Un avortement dans la douleur
J’imaginais cet enfant heureux. J’imaginais ma vie avec lui, le voir grandir, lui apprendre la vie. Je lui avais donné un prénom. Solange si c’était une fille, comme ma mère. Emilien si c’était un garçon, comme mon grand-père maternel. Je nous imaginais vivre tous les trois dans un appartement à nous.
Lorsque je tombe enceinte sans le savoir en décembre 2022, le père de mon enfant ne veut pas que je le garde. Il me force à avorter. Moi je ne veux pas, même si je n’ai pas de travail. Je ne suis pas vraiment prête à être une mère mais au fond de moi, je désire cet enfant. Ce rêve date d’il y a longtemps. Quand je vivais avec ma famille et mon beau-père, je me sentais toujours seule, délaissée de tous. Avoir quelqu’un qui m’aime a toujours été difficile. Je veux donc l’amour de cet enfant rien que pour moi.
C’est chez ma soeur que je prends le médicament pour l’avortement.
Elle n’a pas aimé. Elle est partie chez son mec et m’a laissée une semaine toute seule. Quand elle est revenue, elle ne me parlait pas. On n’en a jamais parlé. Elle, elle essaie de tomber enceinte mais elle n’y arrive pas. Donc pour elle, c’est mal de faire ça.
Il est devenu violent
Tout ce que je voulais, c’était rencontrer un homme qui m’aime et avec qui je pourrais faire ma vie, avoir un enfant et fonder une famille. Vivre heureuse quoi. Et ça m’est tombé dessus. Après mon avortement, ma vie a été un enfer.
Quand j’ai rencontré ce garçon, on s’est tout de suite bien entendus. Je dirais qu’on était amoureux quoi. On était ensemble depuis un peu plus de deux ans et demi et ça se passait bien. Il m’a proposé de venir habiter chez lui et sa famille.
Au bout de quatre ou cinq jours là-bas, je suis tombée enceinte. Il l’a découvert. Je voulais le dire à ses parents mais il me l’interdisait. Si je le disais, ça allait mal se passer pour moi. L’enfer a commencé là. Je lui ai fait croire que j’allais faire l’avortement. Quand il a découvert la vérité un mois plus tard, il est devenu violent. Il a commencé à me frapper et à me dire : « Avorte, sinon je te tue. »
J’ai pris mes affaires, je suis partie chez ma sœur et j’ai arrêté de sortir. Je suis allée voir une psy sur les conseils du médecin traitant et des cliniques pour demander de l’aide. Je voulais savoir comment ça se passait un avortement, si c’était douloureux, comment ça se passait après, tout ça.
Je ne voulais pas d’un enfant sans père
Je voulais cet enfant, alors je me sentais sale et j’avais honte de moi. Je n’arrivais même pas à me voir dans le miroir. Je me demandais ce que j’avais fait pour mériter tout ça. J’ai même songé à me suicider. Je n’en pouvais plus de souffrir, de toujours penser à l’enfant, de me dire que si je le gardais, je serais heureuse. Mais je me suis dit que je ne pouvais pas avoir un enfant pour ensuite lui raconter que son père m’avait battue et qu’il avait voulu que j’avorte.

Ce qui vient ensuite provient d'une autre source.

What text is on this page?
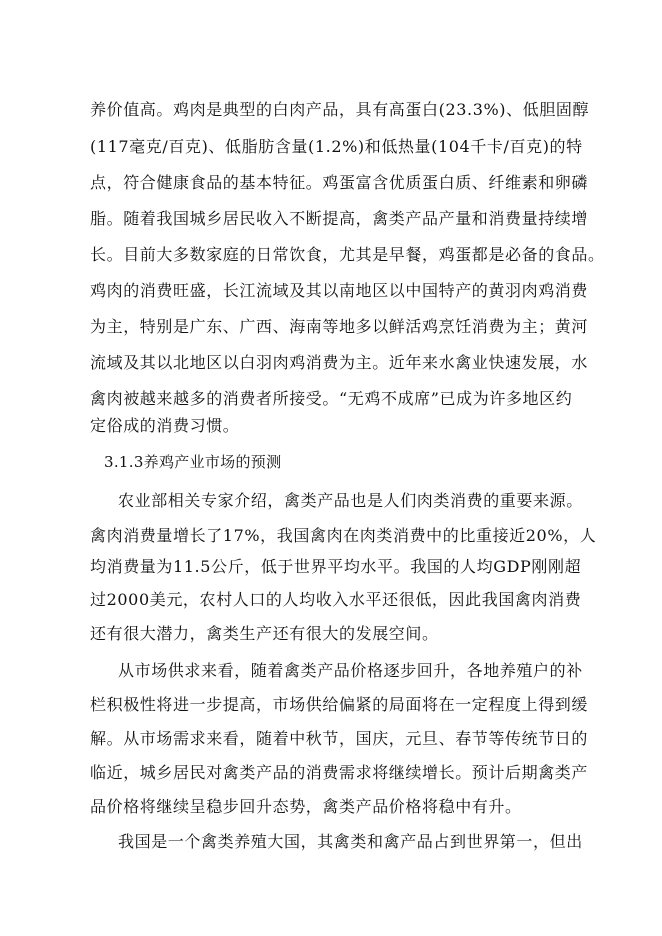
养价值高。鸡肉是典型的白肉产品，具有高蛋白(23.3%)、低胆固醇
(117毫克/百克)、低脂肪含量(1.2%)和低热量(104千卡/百克)的特
点，符合健康食品的基本特征。鸡蛋富含优质蛋白质、纤维素和卵磷
脂。随着我国城乡居民收入不断提高，禽类产品产量和消费量持续增
长。目前大多数家庭的日常饮食，尤其是早餐，鸡蛋都是必备的食品。
鸡肉的消费旺盛，长江流域及其以南地区以中国特产的黄羽肉鸡消费
为主，特别是广东、广西、海南等地多以鲜活鸡烹饪消费为主；黄河
流域及其以北地区以白羽肉鸡消费为主。近年来水禽业快速发展，水
禽肉被越来越多的消费者所接受。“无鸡不成席”已成为许多地区约
定俗成的消费习惯。
3.1.3养鸡产业市场的预测
农业部相关专家介绍，禽类产品也是人们肉类消费的重要来源。
禽肉消费量增长了17%，我国禽肉在肉类消费中的比重接近20%，人
均消费量为11.5公斤，低于世界平均水平。我国的人均GDP刚刚超
过2000美元，农村人口的人均收入水平还很低，因此我国禽肉消费
还有很大潜力，禽类生产还有很大的发展空间。
从市场供求来看，随着禽类产品价格逐步回升，各地养殖户的补
栏积极性将进一步提高，市场供给偏紧的局面将在一定程度上得到缓
解。从市场需求来看，随着中秋节，国庆，元旦、春节等传统节日的
临近，城乡居民对禽类产品的消费需求将继续增长。预计后期禽类产
品价格将继续呈稳步回升态势，禽类产品价格将稳中有升。
我国是一个禽类养殖大国，其禽类和禽产品占到世界第一，但出
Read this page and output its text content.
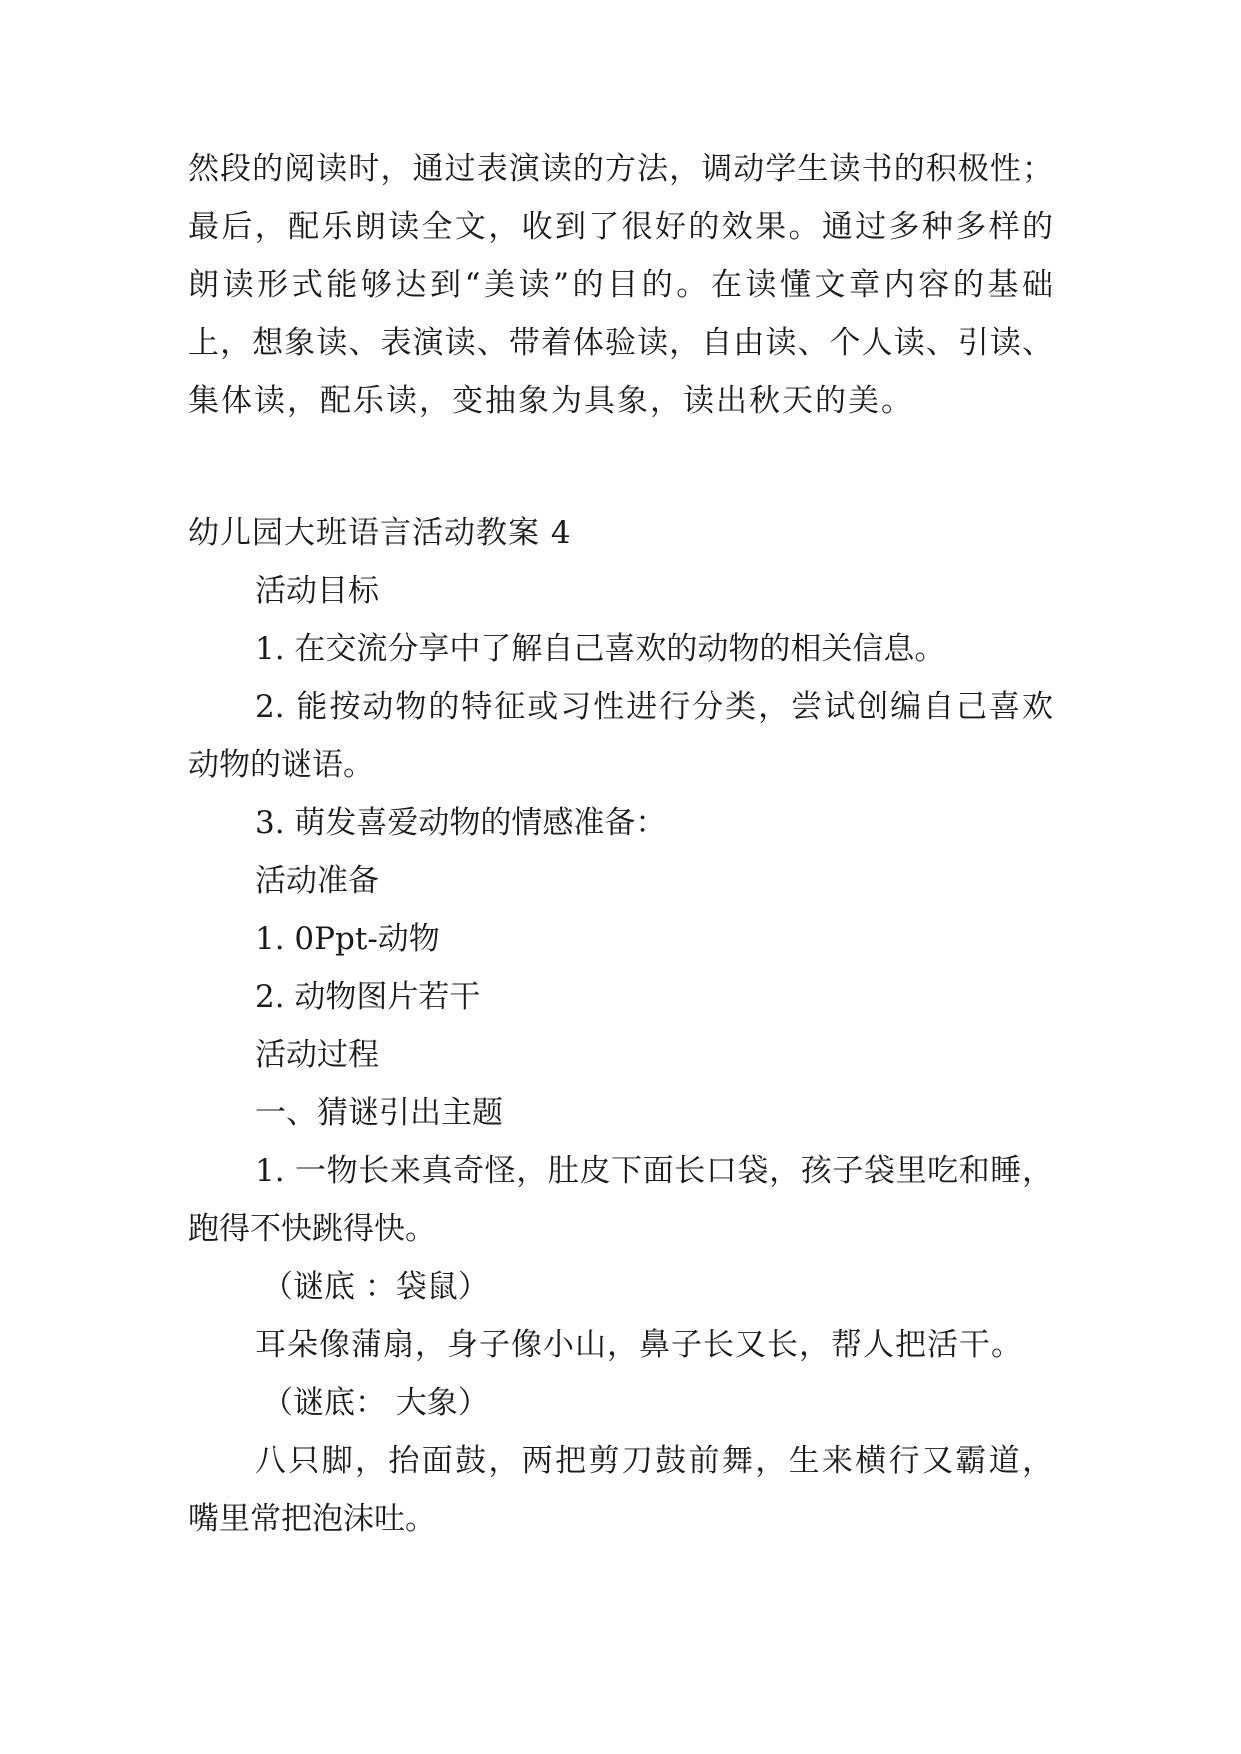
然段的阅读时，通过表演读的方法，调动学生读书的积极性；
最后，配乐朗读全文，收到了很好的效果。通过多种多样的
朗读形式能够达到“美读”的目的。在读懂文章内容的基础
上，想象读、表演读、带着体验读，自由读、个人读、引读、
集体读，配乐读，变抽象为具象，读出秋天的美。
幼儿园大班语言活动教案 4
活动目标
1. 在交流分享中了解自己喜欢的动物的相关信息。
2. 能按动物的特征或习性进行分类，尝试创编自己喜欢
动物的谜语。
3. 萌发喜爱动物的情感准备：
活动准备
1. 0Ppt-动物
2. 动物图片若干
活动过程
一、猜谜引出主题
1. 一物长来真奇怪，肚皮下面长口袋，孩子袋里吃和睡，
跑得不快跳得快。
（谜底 ：袋鼠）
耳朵像蒲扇，身子像小山，鼻子长又长，帮人把活干。
（谜底： 大象）
八只脚，抬面鼓，两把剪刀鼓前舞，生来横行又霸道，
嘴里常把泡沫吐。
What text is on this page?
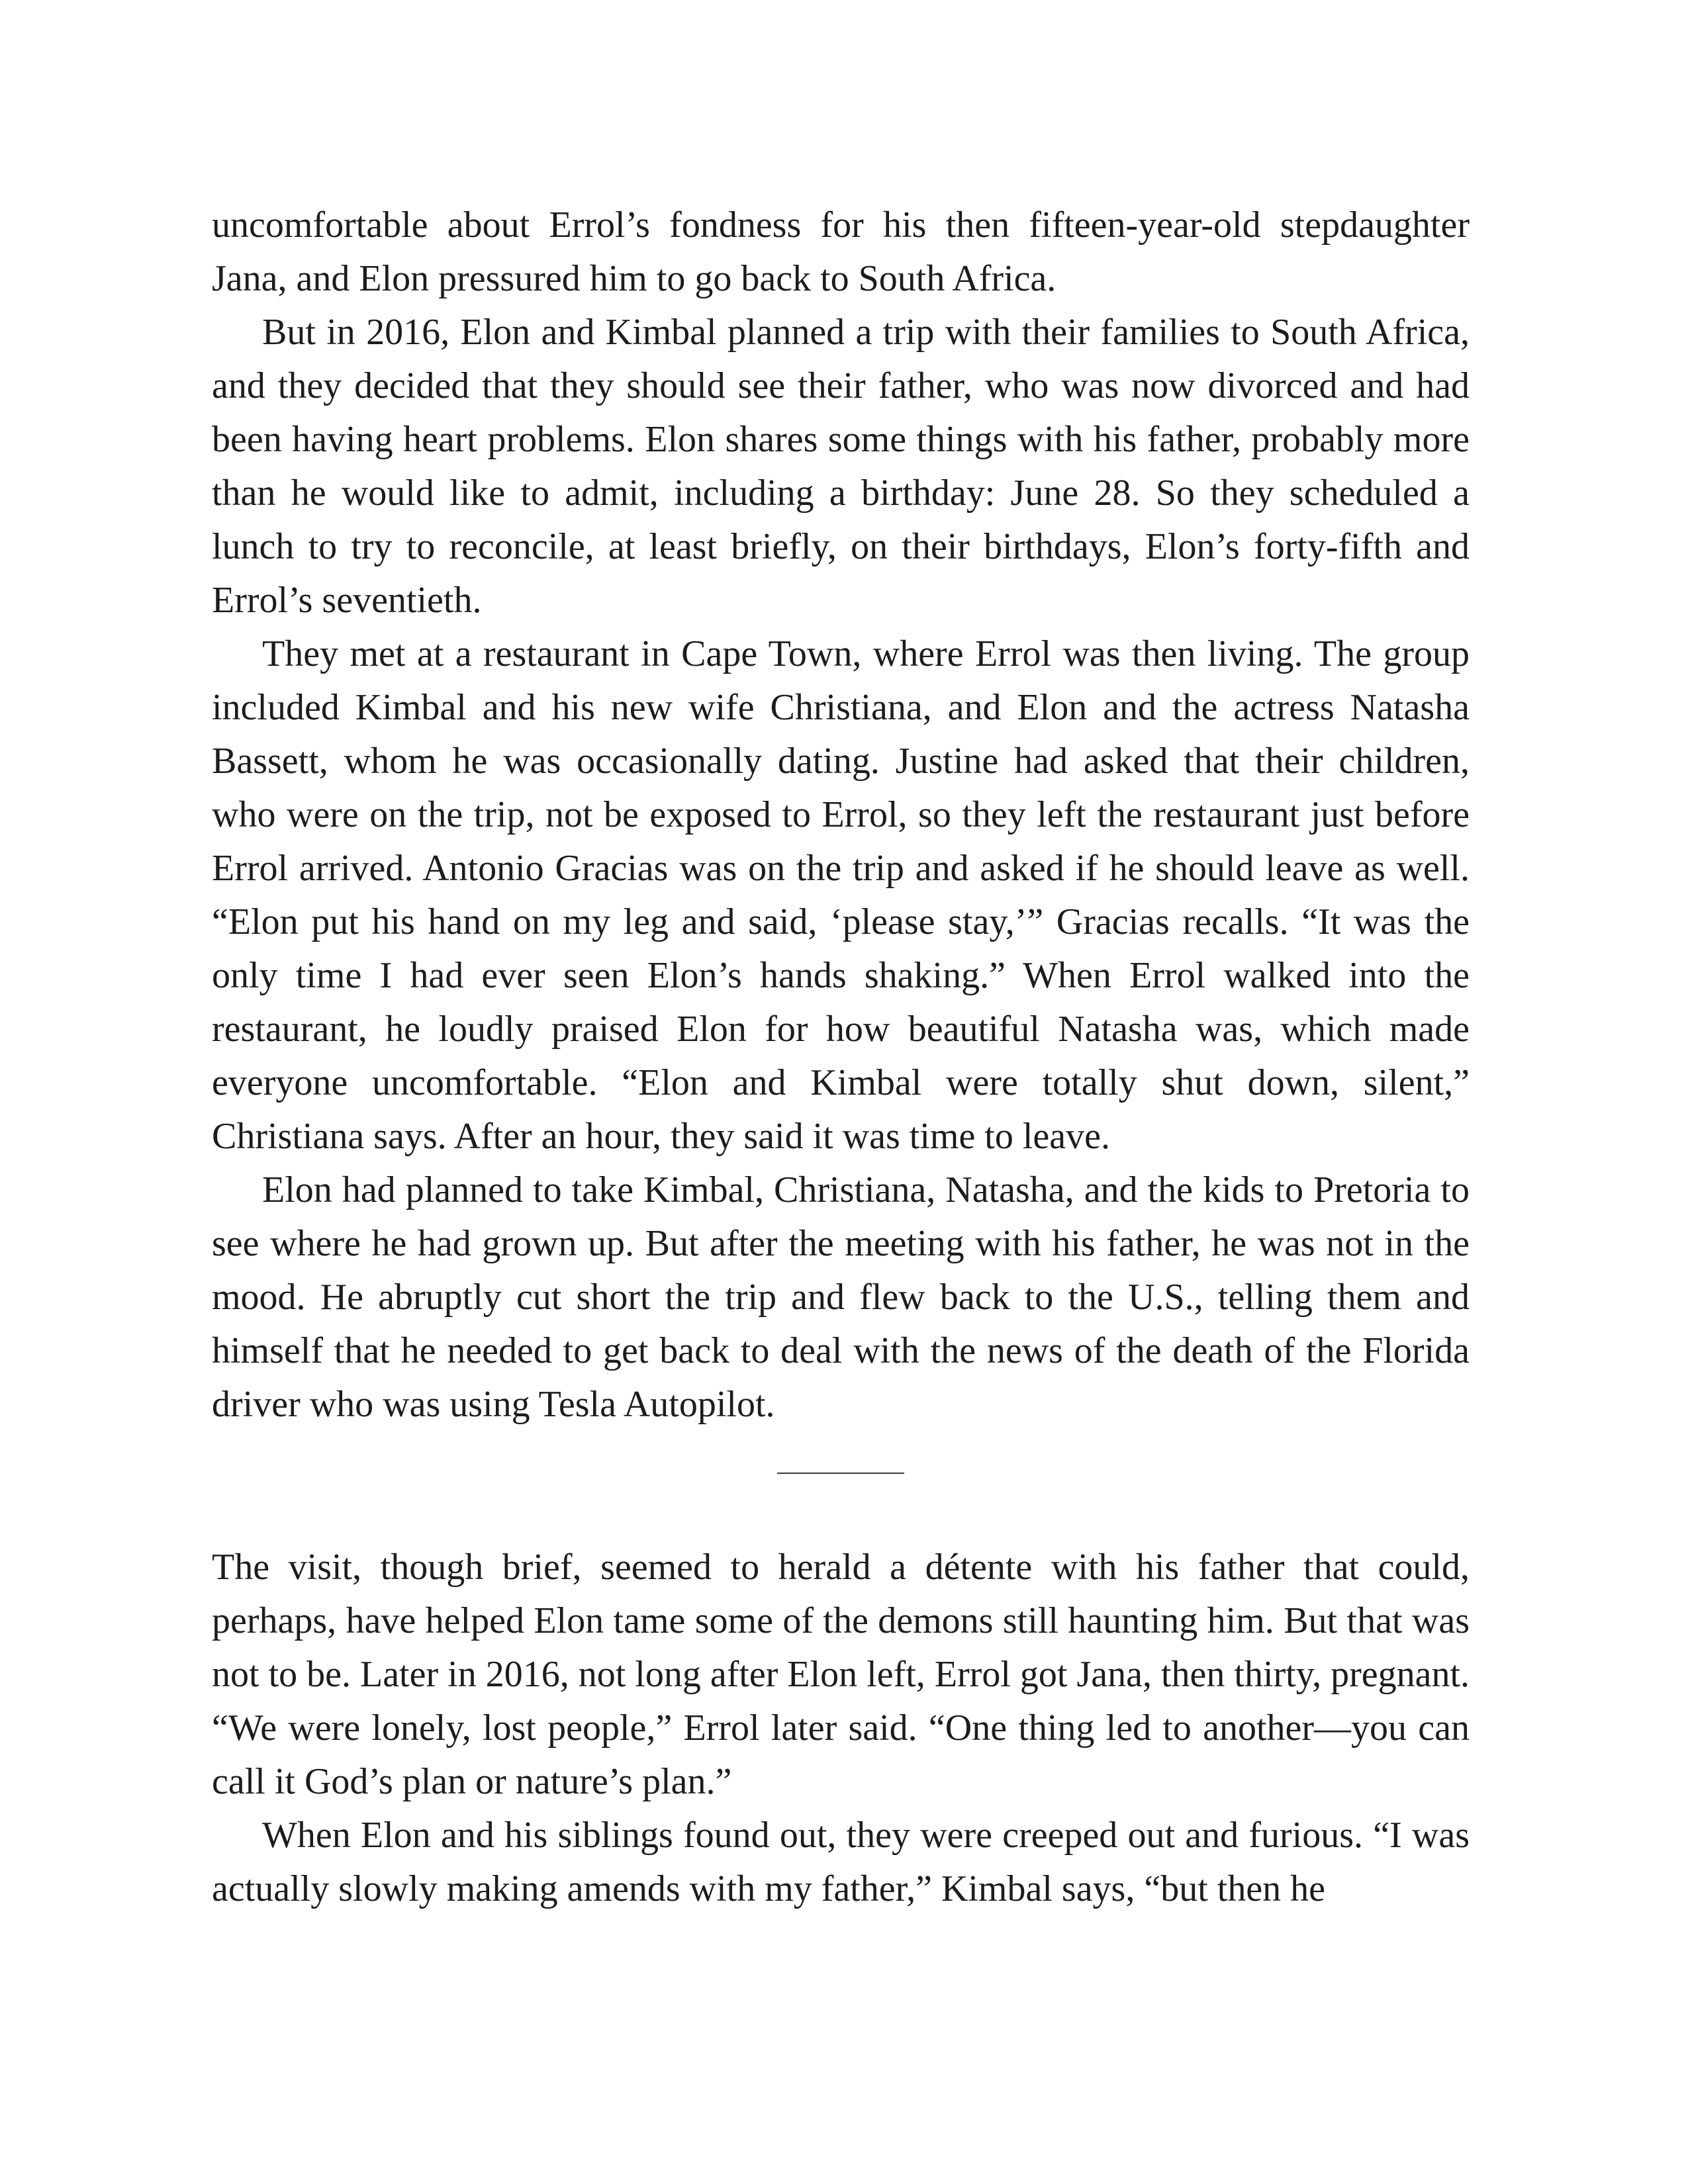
uncomfortable about Errol’s fondness for his then fifteen-year-old stepdaughter Jana, and Elon pressured him to go back to South Africa.

But in 2016, Elon and Kimbal planned a trip with their families to South Africa, and they decided that they should see their father, who was now divorced and had been having heart problems. Elon shares some things with his father, probably more than he would like to admit, including a birthday: June 28. So they scheduled a lunch to try to reconcile, at least briefly, on their birthdays, Elon’s forty-fifth and Errol’s seventieth.

They met at a restaurant in Cape Town, where Errol was then living. The group included Kimbal and his new wife Christiana, and Elon and the actress Natasha Bassett, whom he was occasionally dating. Justine had asked that their children, who were on the trip, not be exposed to Errol, so they left the restaurant just before Errol arrived. Antonio Gracias was on the trip and asked if he should leave as well. “Elon put his hand on my leg and said, ‘please stay,’” Gracias recalls. “It was the only time I had ever seen Elon’s hands shaking.” When Errol walked into the restaurant, he loudly praised Elon for how beautiful Natasha was, which made everyone uncomfortable. “Elon and Kimbal were totally shut down, silent,” Christiana says. After an hour, they said it was time to leave.

Elon had planned to take Kimbal, Christiana, Natasha, and the kids to Pretoria to see where he had grown up. But after the meeting with his father, he was not in the mood. He abruptly cut short the trip and flew back to the U.S., telling them and himself that he needed to get back to deal with the news of the death of the Florida driver who was using Tesla Autopilot.

The visit, though brief, seemed to herald a détente with his father that could, perhaps, have helped Elon tame some of the demons still haunting him. But that was not to be. Later in 2016, not long after Elon left, Errol got Jana, then thirty, pregnant. “We were lonely, lost people,” Errol later said. “One thing led to another—you can call it God’s plan or nature’s plan.”

When Elon and his siblings found out, they were creeped out and furious. “I was actually slowly making amends with my father,” Kimbal says, “but then he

Je suis allée à la clinique d’avortement, ils m’ont donné le médicament et j’ai pleuré presque à en mourir. Jusqu’à maintenant. J’ai arrêté parce que je n’en pouvais plus. C’était insupportable de toujours penser à lui. Je ne dormais pas et j’étais en dépression. Je me disais : « Je suis vraiment une meurtrière. »
Aujourd’hui ça va mieux, parce que j’ai un travail. Si je tombe enceinte, je pourrai le garder. Je suis animatrice dans des centres de loisirs et ça me plaît de travailler avec des enfants. En même temps, je suis passée à autre chose. Je cherche un appartement à Paris, peu importe où. Connaître du monde, rencontrer de nouveaux amis, sortir le soir… Je sens que Paris, ce sera mieux pour moi.
J’ai revu mon ex dans la rue il y a une semaine. J’ai mis un masque et ma capuche. C’est sûr qu’il m’a vue parce que j’ai entendu le bonjour de sa mère à côté de lui. De voir sa tête, ça m’a donné envie de vomir. Dans cette histoire, j’ai perdu mon estime de moi, ma dignité.